Wednesday, January 16, 2013

Experts warn gene doping in sport 'inevitable' as science advances

Disclaimer: These articles are in no way intended to encourage the harming of 
people, animals or property. 

Experts warn gene doping in sport 'inevitable' as science advances



TORONTO - Gene therapy, still considered high risk and experimental in the context of medicine, will likely be the new frontier for doping in sport, experts warned Thursday in a scientific journal.
There are already signs some in sport have tried to explore its potential, they said. But how common those efforts are at this point is anyone's guess.
"Authoritatively, I think the only honest answer to say is nobody knows," lead author Dr. Theodore Friedmann said in an interview.
"But with the improvement in the gene therapy technology, the extension to sport is becoming more and more inevitable."
Gene doping is on the World Anti-Doping Agency's list of banned substances and methods.
Friedmann and two co-authors - one of whom works for WADA - sketched out the problems posed by this possible new form of cheating in a review article in the journal Science.
They warned of Internet marketing campaigns aimed at enticing athletes to try techniques that could endanger their lives.
"It's not ready for prime time because the technology isn't there to allow it," said Friedmann, who chairs WADA's gene doping expert group. Friedmann is the director of the gene therapy program at the University of California, San Diego.
"But we know in sport that that doesn't always rule the day and people use preliminary and incomplete science to do things. ... They take advantage of whatever technology they can."
Over the past couple of decades, science has made great strides in the field of genetics. The genomes - genetic blueprints - of humans and a range of other species have been fully sequenced.
And scientists have managed to pinpoint individual disease-causing genes. In fact, the gene that causes cystic fibrosis was identified in 1989 by scientists at Toronto's Hospital for Sick Children.
But progress in translating those findings into treatments and cures has been slow.
The few gene therapy treatments that seem to work - and are safe enough to undertake - are still in the early stages of their application. And often gene manipulation is shown to trigger unforeseen and unwanted side-effects.

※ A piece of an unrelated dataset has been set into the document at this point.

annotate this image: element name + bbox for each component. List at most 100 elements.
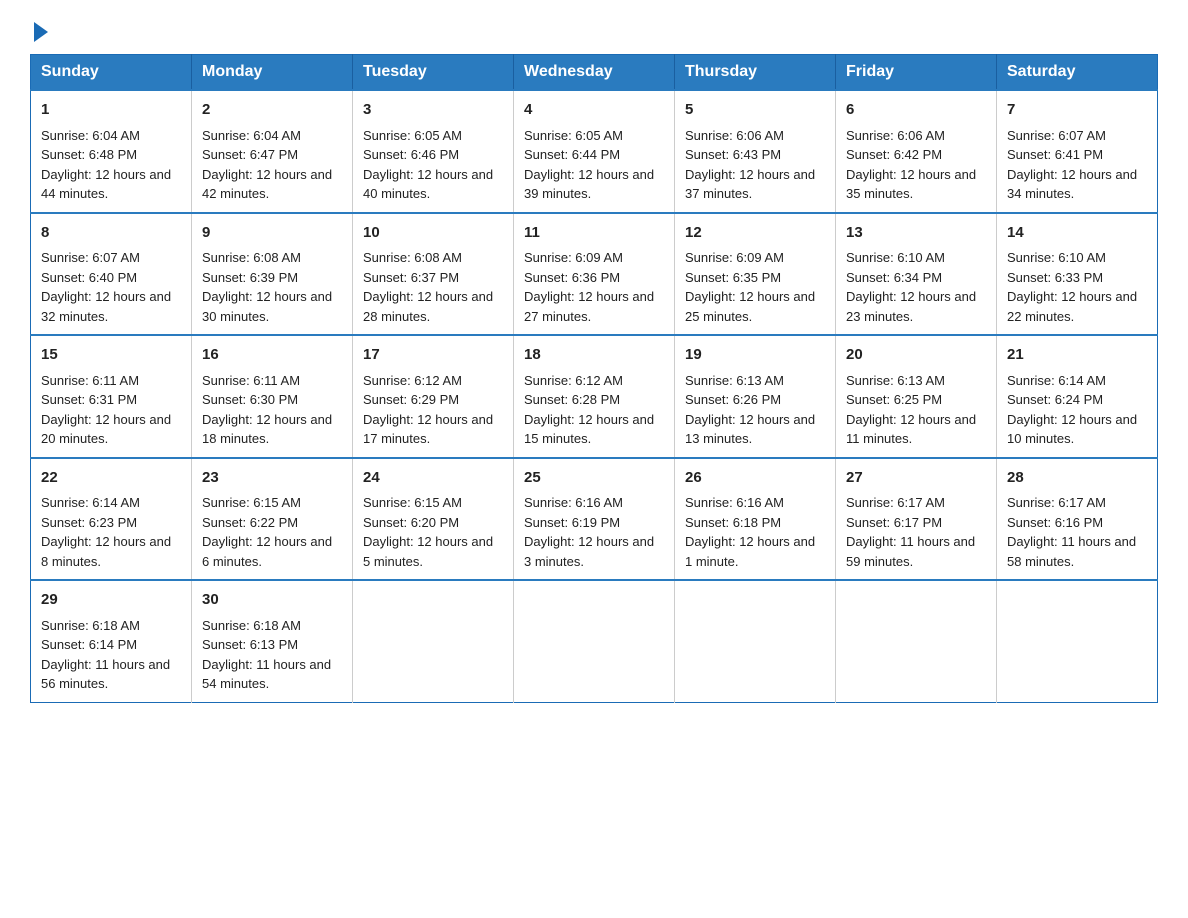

For instance, gene therapy has been used to establish immune system function in some children who were born with an auto-immune disease that left them virtually defenceless. These are so-called "bubble children" - forced to live out their short lives enclosed in a sterile environment because they cannot fight off germs.

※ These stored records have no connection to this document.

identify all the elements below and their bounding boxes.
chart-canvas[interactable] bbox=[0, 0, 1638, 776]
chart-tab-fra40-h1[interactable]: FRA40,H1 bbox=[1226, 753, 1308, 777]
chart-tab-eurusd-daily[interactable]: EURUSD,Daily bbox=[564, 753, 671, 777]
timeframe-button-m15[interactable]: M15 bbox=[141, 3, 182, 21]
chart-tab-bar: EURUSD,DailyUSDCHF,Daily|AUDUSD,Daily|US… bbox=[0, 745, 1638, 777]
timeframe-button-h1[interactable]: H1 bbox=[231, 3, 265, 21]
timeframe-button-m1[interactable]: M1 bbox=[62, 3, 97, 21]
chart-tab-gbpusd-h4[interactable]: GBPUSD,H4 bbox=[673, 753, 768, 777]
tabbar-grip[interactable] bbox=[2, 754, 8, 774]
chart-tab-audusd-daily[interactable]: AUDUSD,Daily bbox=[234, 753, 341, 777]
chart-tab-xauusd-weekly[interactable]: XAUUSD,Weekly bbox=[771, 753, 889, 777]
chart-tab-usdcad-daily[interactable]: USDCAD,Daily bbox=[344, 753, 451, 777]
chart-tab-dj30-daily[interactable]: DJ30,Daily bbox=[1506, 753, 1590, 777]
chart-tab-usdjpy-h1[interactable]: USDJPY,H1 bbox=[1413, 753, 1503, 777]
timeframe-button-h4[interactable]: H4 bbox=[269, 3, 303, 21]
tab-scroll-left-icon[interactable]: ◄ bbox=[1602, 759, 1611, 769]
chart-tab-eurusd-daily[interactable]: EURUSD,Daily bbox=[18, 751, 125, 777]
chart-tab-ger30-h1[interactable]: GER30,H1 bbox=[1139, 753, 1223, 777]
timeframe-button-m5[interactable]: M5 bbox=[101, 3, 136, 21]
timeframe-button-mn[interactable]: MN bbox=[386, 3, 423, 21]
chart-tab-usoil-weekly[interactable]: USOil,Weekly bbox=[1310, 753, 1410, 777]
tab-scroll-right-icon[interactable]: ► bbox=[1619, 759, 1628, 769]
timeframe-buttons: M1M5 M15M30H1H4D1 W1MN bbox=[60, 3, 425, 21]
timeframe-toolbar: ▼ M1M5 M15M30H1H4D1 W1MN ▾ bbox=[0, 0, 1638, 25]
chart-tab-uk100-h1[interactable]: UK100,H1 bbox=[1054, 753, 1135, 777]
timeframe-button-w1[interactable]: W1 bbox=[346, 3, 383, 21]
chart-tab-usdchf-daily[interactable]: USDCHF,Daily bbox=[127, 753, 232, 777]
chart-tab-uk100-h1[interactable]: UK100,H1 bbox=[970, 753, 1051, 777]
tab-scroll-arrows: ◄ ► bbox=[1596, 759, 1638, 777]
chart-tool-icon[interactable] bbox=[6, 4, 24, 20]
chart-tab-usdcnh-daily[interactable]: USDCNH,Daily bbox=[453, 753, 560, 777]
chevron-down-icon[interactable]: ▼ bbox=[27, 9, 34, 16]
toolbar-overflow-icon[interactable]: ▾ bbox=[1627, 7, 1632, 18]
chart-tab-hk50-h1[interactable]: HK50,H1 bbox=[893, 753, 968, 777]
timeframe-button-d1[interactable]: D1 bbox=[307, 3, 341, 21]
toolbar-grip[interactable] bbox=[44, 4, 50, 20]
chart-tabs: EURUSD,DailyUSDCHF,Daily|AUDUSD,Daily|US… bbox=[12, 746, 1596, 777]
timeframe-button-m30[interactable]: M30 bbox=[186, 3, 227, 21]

Friedmann said work done to reset their immune systems using gene therapy has allowed treated children to come out of their protective enclosures. But several of the children developed leukemia, triggered by the virus used to deliver the reparative gene into their systems.
And in animal research on a form of gene therapy meant to stimulate production of red blood cells, some of the monkeys used developed fatal anemia - an end which was directly opposite to what the therapy was meant to do.

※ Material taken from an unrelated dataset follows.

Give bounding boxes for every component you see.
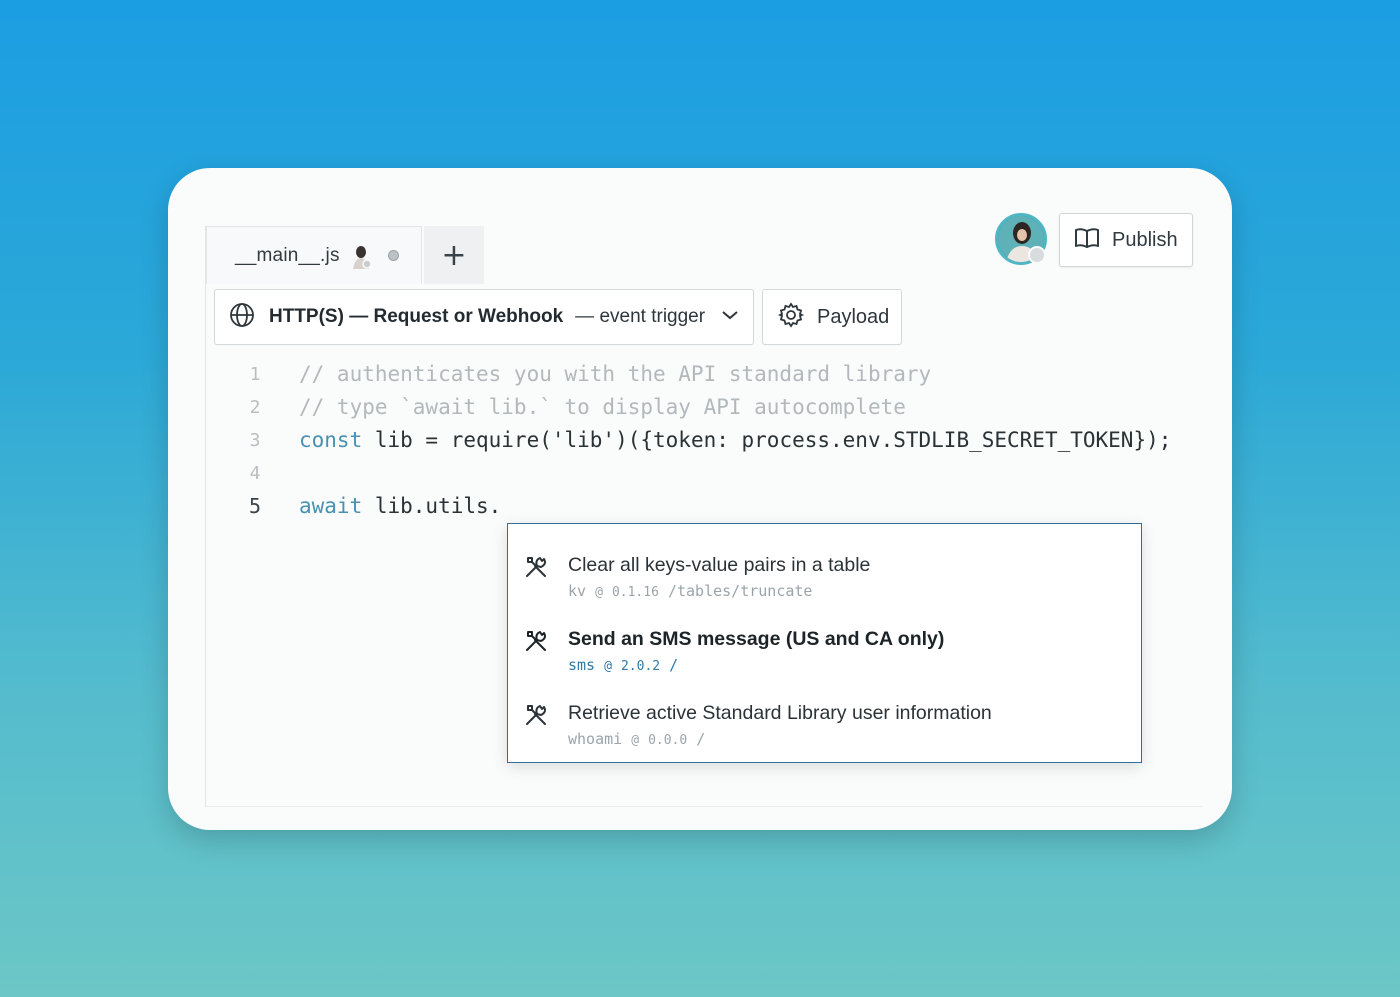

"The body doesn't like to be perturbed," Friedmann said. "And you push in one place and other things will give in other places. Those other things may or may not be innocuous."
"In the context of (disease) therapy you tolerate that in the cause of doing good. But in the case of (healthy) young athletes, you can't tolerate doing harm with these kinds of manipulations."
But the authors fear the promises of athletic glory may prove too tempting for some athletes. They note a German coach, Thomas Springsteen, was discovered a few years ago trying to obtain Repoxygen, a gene delivery treatment that turns on the body's erythropoietin (EPO) production.
EPO triggers generations of red blood cells that carry oxygen through the body and is used by dopers in endurance sports such as cross-country skiing. But it can be detected in doping control, if testing is done sufficiently soon after an athlete injects it.
If gene therapy allowed athletes to essentially crank the dial on the amount of red blood cells they make without taking a drug, it may also allow them to foil anti-doping tests - at least for a time.
Friedmann said he believes science will be able to devise ways to detect gene doping, but he acknowledges it will be hard.
In the meantime, he and his colleagues warn sport needs to be on the lookout for this form of doping - even if it seems that the science isn't fully evolved.
"Whether it's ready or not is not really the point. The point is, is somebody going to do something foolish along these lines?" he noted.
"And I think the answer to that is 'probably.' But I have no reason to know whether it's going to happen in the Vancouver Games, or the London Games or whatever."